J Neurochem. 2007 Sep;102(5):1488-1496. doi: 10.1111/j.1471-4159.2007.04565.x. Epub 2007 Apr 16.
We examined the neuroprotective mechanism of cannabidiol, non-psychoactive component of marijuana, on the infarction in a 4 h mouse middle cerebral artery (MCA) occlusion model in comparison with Delta(9)-tetrahydrocannabinol (Delta(9)-THC). Release of glutamate in the cortex was measured at 2 h after MCA occlusion. Myeloperoxidase (MPO) and cerebral blood flow were measured at 1 h after reperfusion. In addition, infarct size and MPO were determined at 24 and 72 h after MCA occlusion. The neuroprotective effect of cannabidiol was not inhibited by either SR141716 or AM630. Both pre- and post-ischemic treatment with cannabidiol resulted in potent and long-lasting neuroprotection, whereas only pre-ischemic treatment with Delta(9)-THC reduced the infarction. Unlike Delta(9)-THC, cannabidiol did not affect the excess release of glutamate in the cortex after occlusion. Cannabidiol suppressed the decrease in cerebral blood flow by the failure of cerebral microcirculation after reperfusion and inhibited MPO activity in neutrophils. Furthermore, the number of MPO-immunopositive cells was reduced in the ipsilateral hemisphere in cannabidiol-treated group. Cannabidiol provides potent and long-lasting neuroprotection through an anti-inflammatory CB(1) receptor-independent mechanism, suggesting that cannabidiol will have a palliative action and open new therapeutic possibilities for treating cerebrovascular disorders.

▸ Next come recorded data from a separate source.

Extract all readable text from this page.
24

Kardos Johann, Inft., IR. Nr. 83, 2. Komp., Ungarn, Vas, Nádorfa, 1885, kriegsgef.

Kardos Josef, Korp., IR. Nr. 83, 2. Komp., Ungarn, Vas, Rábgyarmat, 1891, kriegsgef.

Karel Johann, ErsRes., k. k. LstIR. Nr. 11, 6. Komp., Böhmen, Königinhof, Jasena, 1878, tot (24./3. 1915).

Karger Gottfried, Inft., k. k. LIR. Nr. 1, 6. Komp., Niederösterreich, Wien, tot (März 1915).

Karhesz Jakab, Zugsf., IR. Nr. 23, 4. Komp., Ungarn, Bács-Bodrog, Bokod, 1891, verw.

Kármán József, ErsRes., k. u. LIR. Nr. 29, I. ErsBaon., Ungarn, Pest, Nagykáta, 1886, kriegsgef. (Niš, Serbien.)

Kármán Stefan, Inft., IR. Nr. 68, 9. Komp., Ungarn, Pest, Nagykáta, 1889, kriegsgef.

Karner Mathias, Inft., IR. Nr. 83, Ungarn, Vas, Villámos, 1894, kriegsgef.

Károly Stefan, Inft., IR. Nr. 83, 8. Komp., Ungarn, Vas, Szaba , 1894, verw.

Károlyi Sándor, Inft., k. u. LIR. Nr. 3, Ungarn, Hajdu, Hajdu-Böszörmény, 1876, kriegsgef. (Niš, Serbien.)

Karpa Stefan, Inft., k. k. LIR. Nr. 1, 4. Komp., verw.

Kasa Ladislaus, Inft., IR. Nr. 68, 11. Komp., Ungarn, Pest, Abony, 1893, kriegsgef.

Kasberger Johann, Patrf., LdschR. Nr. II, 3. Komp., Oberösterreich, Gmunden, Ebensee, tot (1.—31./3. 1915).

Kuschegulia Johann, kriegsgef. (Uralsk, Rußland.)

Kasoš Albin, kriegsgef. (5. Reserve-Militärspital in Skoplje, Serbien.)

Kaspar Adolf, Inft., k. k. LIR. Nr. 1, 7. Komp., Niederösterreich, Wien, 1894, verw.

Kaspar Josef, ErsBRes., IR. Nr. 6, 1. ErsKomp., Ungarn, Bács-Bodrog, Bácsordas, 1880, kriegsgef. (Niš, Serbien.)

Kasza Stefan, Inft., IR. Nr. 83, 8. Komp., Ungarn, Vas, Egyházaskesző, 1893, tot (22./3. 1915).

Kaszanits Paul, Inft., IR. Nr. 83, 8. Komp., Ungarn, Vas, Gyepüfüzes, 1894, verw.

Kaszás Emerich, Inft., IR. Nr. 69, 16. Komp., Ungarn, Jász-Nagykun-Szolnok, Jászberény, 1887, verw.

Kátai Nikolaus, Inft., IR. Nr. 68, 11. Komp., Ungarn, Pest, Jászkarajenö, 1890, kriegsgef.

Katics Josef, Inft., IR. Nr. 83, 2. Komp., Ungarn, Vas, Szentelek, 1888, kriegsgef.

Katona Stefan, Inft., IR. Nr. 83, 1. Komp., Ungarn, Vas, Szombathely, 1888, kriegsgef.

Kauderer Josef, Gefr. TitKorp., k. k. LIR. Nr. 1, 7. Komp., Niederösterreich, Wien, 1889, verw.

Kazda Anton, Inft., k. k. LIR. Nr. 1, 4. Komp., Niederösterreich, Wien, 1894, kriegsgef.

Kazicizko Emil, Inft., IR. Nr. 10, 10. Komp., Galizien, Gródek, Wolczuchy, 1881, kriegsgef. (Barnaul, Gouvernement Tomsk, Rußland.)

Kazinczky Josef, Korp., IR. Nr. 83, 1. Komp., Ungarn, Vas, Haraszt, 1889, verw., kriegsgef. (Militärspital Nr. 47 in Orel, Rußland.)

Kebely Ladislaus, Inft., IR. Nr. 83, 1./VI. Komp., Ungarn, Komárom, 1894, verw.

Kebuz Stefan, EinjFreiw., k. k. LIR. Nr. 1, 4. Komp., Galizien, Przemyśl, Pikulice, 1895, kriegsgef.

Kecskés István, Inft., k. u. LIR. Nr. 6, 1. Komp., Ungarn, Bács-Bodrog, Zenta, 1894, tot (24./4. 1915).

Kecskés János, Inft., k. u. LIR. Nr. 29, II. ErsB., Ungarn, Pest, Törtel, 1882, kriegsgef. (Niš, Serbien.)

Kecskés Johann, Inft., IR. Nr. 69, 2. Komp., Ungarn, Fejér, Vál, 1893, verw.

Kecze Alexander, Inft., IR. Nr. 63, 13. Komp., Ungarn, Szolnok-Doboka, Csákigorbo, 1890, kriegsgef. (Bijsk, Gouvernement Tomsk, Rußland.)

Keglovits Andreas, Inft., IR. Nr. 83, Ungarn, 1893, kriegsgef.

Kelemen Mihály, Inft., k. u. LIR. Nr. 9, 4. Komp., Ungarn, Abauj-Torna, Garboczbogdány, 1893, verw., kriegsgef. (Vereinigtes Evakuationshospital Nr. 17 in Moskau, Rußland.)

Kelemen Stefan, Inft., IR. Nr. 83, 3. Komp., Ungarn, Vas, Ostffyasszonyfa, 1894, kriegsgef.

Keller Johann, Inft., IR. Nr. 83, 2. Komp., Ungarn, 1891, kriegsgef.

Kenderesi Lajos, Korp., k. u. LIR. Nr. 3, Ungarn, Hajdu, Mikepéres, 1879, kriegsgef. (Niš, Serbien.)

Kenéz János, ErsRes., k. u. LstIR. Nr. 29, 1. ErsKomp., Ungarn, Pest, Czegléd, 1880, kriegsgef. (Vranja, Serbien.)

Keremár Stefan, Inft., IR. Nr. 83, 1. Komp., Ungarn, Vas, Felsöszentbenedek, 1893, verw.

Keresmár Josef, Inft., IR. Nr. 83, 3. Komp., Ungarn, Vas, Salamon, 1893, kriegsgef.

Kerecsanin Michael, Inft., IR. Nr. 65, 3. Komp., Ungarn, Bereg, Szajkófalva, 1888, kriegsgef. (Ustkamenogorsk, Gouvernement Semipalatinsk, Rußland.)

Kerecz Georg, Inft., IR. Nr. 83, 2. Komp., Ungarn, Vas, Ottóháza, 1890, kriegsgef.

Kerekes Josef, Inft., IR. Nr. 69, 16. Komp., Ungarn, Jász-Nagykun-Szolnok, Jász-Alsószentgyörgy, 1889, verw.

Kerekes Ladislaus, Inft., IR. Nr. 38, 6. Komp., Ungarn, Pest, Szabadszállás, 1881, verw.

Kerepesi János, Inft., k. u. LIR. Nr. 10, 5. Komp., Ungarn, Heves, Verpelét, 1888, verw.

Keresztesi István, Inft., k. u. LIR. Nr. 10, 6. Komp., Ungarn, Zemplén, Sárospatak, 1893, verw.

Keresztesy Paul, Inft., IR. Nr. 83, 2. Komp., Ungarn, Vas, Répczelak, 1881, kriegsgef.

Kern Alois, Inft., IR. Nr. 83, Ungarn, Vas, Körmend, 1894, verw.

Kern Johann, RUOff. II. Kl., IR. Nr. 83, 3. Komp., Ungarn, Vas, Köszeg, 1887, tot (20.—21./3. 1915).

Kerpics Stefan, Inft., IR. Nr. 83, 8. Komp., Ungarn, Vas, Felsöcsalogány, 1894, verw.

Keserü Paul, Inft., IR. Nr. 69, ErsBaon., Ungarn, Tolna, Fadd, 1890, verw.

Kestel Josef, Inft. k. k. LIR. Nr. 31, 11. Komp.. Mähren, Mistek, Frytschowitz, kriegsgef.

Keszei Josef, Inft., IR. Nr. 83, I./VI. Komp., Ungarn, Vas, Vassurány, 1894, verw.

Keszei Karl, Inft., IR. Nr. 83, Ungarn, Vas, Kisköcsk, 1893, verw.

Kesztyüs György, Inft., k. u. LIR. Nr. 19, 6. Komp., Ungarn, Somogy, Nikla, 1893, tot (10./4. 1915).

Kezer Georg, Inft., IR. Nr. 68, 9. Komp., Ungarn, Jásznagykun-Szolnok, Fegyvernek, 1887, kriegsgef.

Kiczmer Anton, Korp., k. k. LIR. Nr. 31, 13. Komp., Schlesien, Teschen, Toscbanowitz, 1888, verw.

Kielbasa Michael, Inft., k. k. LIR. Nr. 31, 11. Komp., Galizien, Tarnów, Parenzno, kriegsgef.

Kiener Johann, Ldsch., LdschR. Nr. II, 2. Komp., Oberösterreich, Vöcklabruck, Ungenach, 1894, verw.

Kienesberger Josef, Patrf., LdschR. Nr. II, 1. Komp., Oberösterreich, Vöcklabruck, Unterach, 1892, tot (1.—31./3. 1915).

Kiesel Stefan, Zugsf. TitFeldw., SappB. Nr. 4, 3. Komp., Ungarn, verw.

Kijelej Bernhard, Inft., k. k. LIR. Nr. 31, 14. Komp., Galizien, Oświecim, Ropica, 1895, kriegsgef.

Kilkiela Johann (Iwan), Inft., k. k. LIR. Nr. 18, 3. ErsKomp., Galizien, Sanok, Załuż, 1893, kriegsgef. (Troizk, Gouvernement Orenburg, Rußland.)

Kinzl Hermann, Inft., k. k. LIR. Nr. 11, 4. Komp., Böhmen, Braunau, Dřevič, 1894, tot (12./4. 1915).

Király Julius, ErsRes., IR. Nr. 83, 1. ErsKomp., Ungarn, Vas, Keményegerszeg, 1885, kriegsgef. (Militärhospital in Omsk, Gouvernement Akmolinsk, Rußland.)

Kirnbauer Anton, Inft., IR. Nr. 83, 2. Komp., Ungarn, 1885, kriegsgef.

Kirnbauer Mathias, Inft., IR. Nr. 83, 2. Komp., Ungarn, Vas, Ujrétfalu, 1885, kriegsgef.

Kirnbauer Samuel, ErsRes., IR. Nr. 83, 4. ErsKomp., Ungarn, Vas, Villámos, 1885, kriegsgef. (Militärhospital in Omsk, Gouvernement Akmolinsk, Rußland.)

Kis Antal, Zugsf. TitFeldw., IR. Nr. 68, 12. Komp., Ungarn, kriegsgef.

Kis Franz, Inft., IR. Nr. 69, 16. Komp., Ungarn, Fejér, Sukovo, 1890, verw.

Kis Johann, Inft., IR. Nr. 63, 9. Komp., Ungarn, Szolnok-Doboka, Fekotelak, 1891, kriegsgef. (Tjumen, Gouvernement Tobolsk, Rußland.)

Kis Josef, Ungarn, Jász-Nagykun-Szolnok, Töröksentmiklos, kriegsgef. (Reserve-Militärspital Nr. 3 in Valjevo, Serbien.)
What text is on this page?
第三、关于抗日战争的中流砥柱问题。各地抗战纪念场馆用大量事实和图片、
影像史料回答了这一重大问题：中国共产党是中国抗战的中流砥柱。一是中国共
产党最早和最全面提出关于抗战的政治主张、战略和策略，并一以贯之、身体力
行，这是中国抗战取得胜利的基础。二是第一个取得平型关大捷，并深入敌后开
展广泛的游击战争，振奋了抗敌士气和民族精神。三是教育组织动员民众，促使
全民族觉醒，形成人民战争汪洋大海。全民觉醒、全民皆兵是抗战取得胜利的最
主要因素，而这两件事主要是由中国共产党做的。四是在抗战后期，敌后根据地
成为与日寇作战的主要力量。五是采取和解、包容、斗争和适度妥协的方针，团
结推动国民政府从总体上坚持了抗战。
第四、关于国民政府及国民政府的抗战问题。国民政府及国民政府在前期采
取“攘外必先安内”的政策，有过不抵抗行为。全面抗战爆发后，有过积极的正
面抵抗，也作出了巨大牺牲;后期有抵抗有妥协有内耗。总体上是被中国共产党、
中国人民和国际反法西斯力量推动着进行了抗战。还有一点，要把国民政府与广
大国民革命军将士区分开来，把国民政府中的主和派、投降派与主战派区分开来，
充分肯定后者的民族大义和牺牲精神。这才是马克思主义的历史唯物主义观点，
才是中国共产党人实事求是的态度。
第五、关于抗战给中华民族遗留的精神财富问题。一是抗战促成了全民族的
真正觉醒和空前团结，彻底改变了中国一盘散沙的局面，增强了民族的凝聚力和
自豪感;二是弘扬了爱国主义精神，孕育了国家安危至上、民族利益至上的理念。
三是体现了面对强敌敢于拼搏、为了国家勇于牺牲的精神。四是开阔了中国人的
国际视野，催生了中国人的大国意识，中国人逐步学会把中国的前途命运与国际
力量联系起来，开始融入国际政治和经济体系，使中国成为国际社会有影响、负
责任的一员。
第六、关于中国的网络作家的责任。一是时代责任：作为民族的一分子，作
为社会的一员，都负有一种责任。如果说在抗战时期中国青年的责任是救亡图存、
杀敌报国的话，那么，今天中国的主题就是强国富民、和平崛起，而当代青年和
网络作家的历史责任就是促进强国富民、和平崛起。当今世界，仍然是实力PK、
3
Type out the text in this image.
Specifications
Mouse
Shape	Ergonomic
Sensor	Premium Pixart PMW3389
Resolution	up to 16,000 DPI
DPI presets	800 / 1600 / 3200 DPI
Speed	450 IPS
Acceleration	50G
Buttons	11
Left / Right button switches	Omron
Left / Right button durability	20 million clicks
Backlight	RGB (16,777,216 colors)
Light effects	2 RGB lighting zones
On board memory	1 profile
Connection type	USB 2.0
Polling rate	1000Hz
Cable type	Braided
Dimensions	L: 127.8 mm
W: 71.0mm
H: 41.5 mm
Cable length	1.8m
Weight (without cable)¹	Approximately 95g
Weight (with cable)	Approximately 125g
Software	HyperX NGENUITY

我们在4小时小鼠大脑中动脉(MCA)闭塞模型中,将大麻的非精神活性成分大麻二酚的神经保护机制与Δ⁹-四氢大麻酚(Δ⁹-THC)进行了比较,以研究其对梗死的影响。在MCA闭塞后2小时测量皮质中谷氨酸的释放。在再灌注后1小时测量髓过氧化物酶(MPO)和脑血流量。此外,在MCA闭塞后24小时和72小时测定梗死面积和MPO。大麻二酚的神经保护作用不受SR141716或AM630的抑制。大麻二酚的缺血前和缺血后治疗均产生了强效且持久的神经保护作用,而只有Δ⁹-THC的缺血前治疗减少了梗死面积。与Δ⁹-THC不同,大麻二酚不会影响闭塞后皮质中谷氨酸的过量释放。大麻二酚通过抑制再灌注后脑微循环衰竭引起的脑血流量减少,并抑制中性粒细胞中的MPO活性。此外,在大麻二酚治疗组的同侧半球中,MPO免疫阳性细胞的数量减少。大麻二酚通过一种独立于CB₁受体的抗炎机制提供强效且持久的神经保护作用,这表明大麻二酚将具有缓解作用,并为治疗脑血管疾病开辟新的治疗可能性。